June 7, 2006 – The Rooster

by JDH on June 7, 2008

Well, Friday was a big day for oil, and not a great day for the U.S. economy. Oil prices surged for the second straight day, with the July light crude contract closing at $138.54, beating the $135.09 record set back on May 22.

To make matters worst, the U.S. Labor Department reported that the unemployment rate rose to 5.5% in May (as compared to 5% in April), for the the biggest monthly jump in more than twenty years. The economy lost 49,000 jobs in May, marking the fifth straight month of job losses.
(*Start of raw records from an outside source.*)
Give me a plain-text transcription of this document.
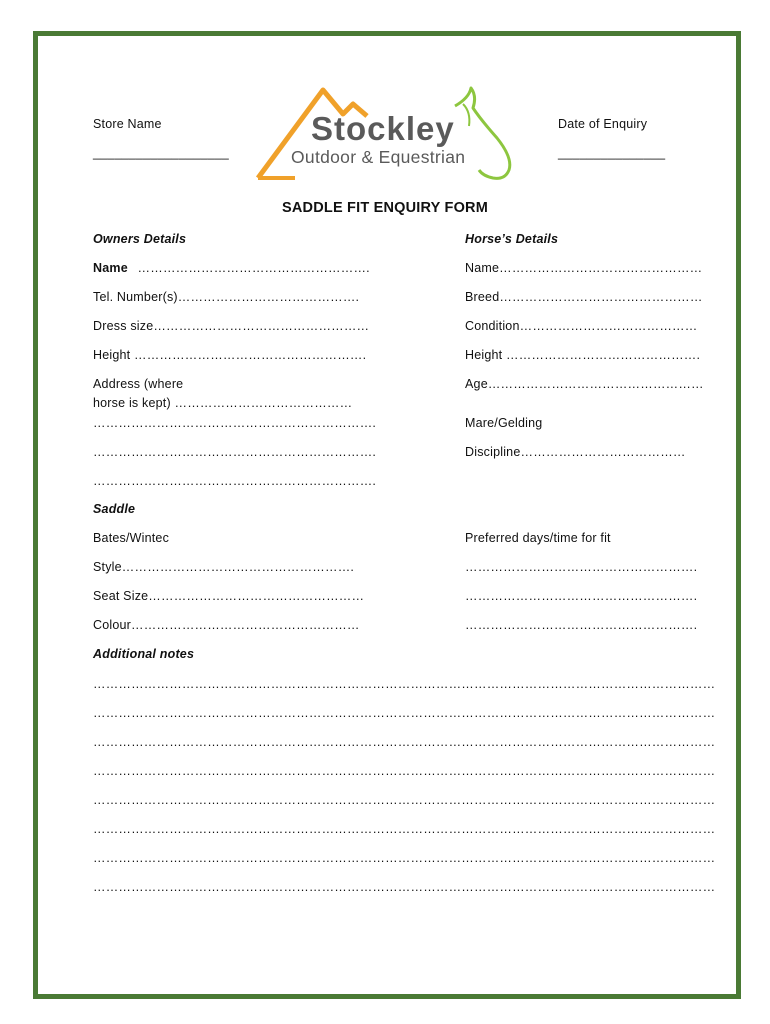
Store Name
___________________
Date of Enquiry
_______________
Stockley
Outdoor & Equestrian
SADDLE FIT ENQUIRY FORM
Owners Details
Name ……………………………………………….
Tel. Number(s)…………………………………….
Dress size……………………………………………
Height ……………………………………………….
Address (where
horse is kept) ……………………………………
………………………………………………………….
………………………………………………………….
………………………………………………………….
Horse’s Details
Name…………………………………………
Breed…………………………………………
Condition……………………………………
Height ……………………………………….
Age……………………………………………
Mare/Gelding
Discipline…………………………………
Saddle
Bates/Wintec
Style……………………………………………….
Seat Size……………………………………………
Colour………………………………………………
Preferred days/time for fit
……………………………………………….
……………………………………………….
……………………………………………….
Additional notes
…………………………………………………………………………………………………………………………………
…………………………………………………………………………………………………………………………………
…………………………………………………………………………………………………………………………………
…………………………………………………………………………………………………………………………………
…………………………………………………………………………………………………………………………………
…………………………………………………………………………………………………………………………………
…………………………………………………………………………………………………………………………………
…………………………………………………………………………………………………………………………………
That’s probably why the Dow was down 395 points

Don’t worry, dear readers; I’m not trying to turn this blog into CNBC or Bloomberg; let me translate for you:

The economy sucks.

We all know that most numbers released by the government are doctored, so if even the government is admitting to a big bump in unemployment, the economy is in very bad shape. Obviously the higher unemployment numbers won’t help the foreclosure mess either; more people will continue to lose their homes.

Even poor old Ed McMahon is suffering through a house foreclosure.

I love this quote from Ed: “Well, if you spend more money than you make, you know what happens.”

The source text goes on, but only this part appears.